I came to the conclusion that the U.S.A. desperately needed a major constitutional overhaul the first year I voted for Congress (1974), and, until Ronald Reagan became the model for the Perfect American Politician, I believed the elected officials we had were capable of making a better government than the perpectually-overrated "Founding Fathers", if the electorate was smart enough to push them in the right direction. Those days are long gone.

Two parties are clearly not enough to represent a diverse nation, and our system handles potential 'third parties' like they are a threat to the system's very survival. Which they really are. I've been personally represented by a congresscritter that I actually supported less than one-third of my voting life (my primary candidates don't tend to please the Party bosses).

America's political system works about as well as my '75 Chevy Vega did after its aluminum block exploded. We have the technology to rebuild it, but we have neither the political will nor the leadership anywhere in the current heirarchy. (And ego-driven 'political outsiders' like Ralph Nader and Ross Perot do no good for anybody but themselves.)

But using the "impoverished" rural voters as poster children for a campaign to defend "the American system" is as intellectually dishonest as anything I've read here at MetaFilter this year.

Excuse me, was I ranting?
posted by wendell at 5:53 PM on July 24, 2004


wendell: Kirk, I don't know if your attitude toward rural America is just condescending, counter-elitist, or if you're the Fox Network executive that greenlighted "The Simple Life",

Hopefully, none of the above.

but your argument fails to explain why a person in Wyoming (pop. 500,000) should have 71 times the influence in the U.S. Senate than a Californian (pop. 35,500,000). Or one Electoral Vote for each 167,000 people in Wyoming to one Electoral Vote for each 645,000 people in California. (that's 4X the EC power in WY than CA)

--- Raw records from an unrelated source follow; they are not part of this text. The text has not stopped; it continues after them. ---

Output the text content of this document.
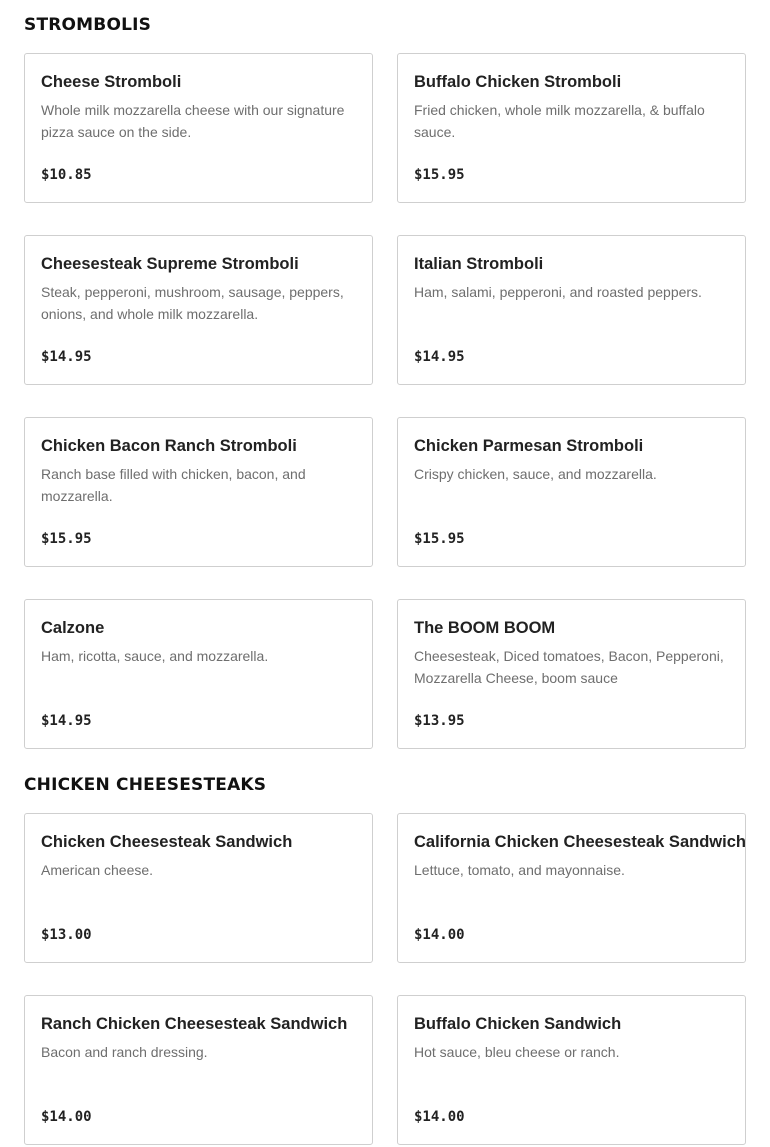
STROMBOLIS
Cheese Stromboli
Whole milk mozzarella cheese with our signature pizza sauce on the side.
$10.85
Buffalo Chicken Stromboli
Fried chicken, whole milk mozzarella, & buffalo sauce.
$15.95
Cheesesteak Supreme Stromboli
Steak, pepperoni, mushroom, sausage, peppers, onions, and whole milk mozzarella.
$14.95
Italian Stromboli
Ham, salami, pepperoni, and roasted peppers.
$14.95
Chicken Bacon Ranch Stromboli
Ranch base filled with chicken, bacon, and mozzarella.
$15.95
Chicken Parmesan Stromboli
Crispy chicken, sauce, and mozzarella.
$15.95
Calzone
Ham, ricotta, sauce, and mozzarella.
$14.95
The BOOM BOOM
Cheesesteak, Diced tomatoes, Bacon, Pepperoni, Mozzarella Cheese, boom sauce
$13.95
CHICKEN CHEESESTEAKS
Chicken Cheesesteak Sandwich
American cheese.
$13.00
California Chicken Cheesesteak Sandwich
Lettuce, tomato, and mayonnaise.
$14.00
Ranch Chicken Cheesesteak Sandwich
Bacon and ranch dressing.
$14.00
Buffalo Chicken Sandwich
Hot sauce, bleu cheese or ranch.
$14.00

I'm not fond of the EC myself. I think the best possible solution would be if there was an overall consensus that everyone regardless of geographic location are stakeholders that deserve a voice in our democratic process. However, what I hear every day on mefi is a set of attutudes about the "hinterlands" ranging from complete disinterest to active contempt. This suggests to me that the initial rationale for the EC and Senate, the fear that big states might use their congressional clout to disenfranchise smaller states, was not ungrounded.
posted by KirkJobSluder at 7:09 PM on July 24, 2004


KJS: But that concern has resulted in the opposite—the less populous states have disebfranchised us. And if you wanted to be utilitarian, you could argue that is worse. Personally, it pisses me off because it makes things harder for my side.

I have to say though, that your point about cities spawning their own exurban negatives is interesting, and I haven't really thought about that. Thanks.

EB: It doesn't have to be carefully mulled over. It's an opinion— not a thesis, not a moral decision, not a philosophy, not even an essay—a fucking argument for the sake of argument. I take one slightly untenable side, KJS takes another, we learn something. It isn't the proving ground of my self worth (or, as in your case, evidence of my innate superiority). Take off the white suit, get dirty, be human.
posted by dame at 10:41 PM on July 24, 2004


KJS: you have to understand that it is difficult for some of us to understand what a city is to the rest of the country. I live in North-Central New Jersey. I frequently take the bus to Elizabeth, population 120,000, which is just a few miles down a few major streets. We're not talking highways here -- just a steady increase in population density down frequently residential roads. From downtown Elizabeth, it's just a few more minutes on the bus till you're deep into Newark, population 270,000. Newark is a "city" in that it has a lot of highrises and I suppose a lot of people, but you can stare across the river at New York, and it just doesn't seem like one. How am I supposed to have a sense of scale when Newark seems like a suburb of New York, and Elizabeth is barely worth mentioning?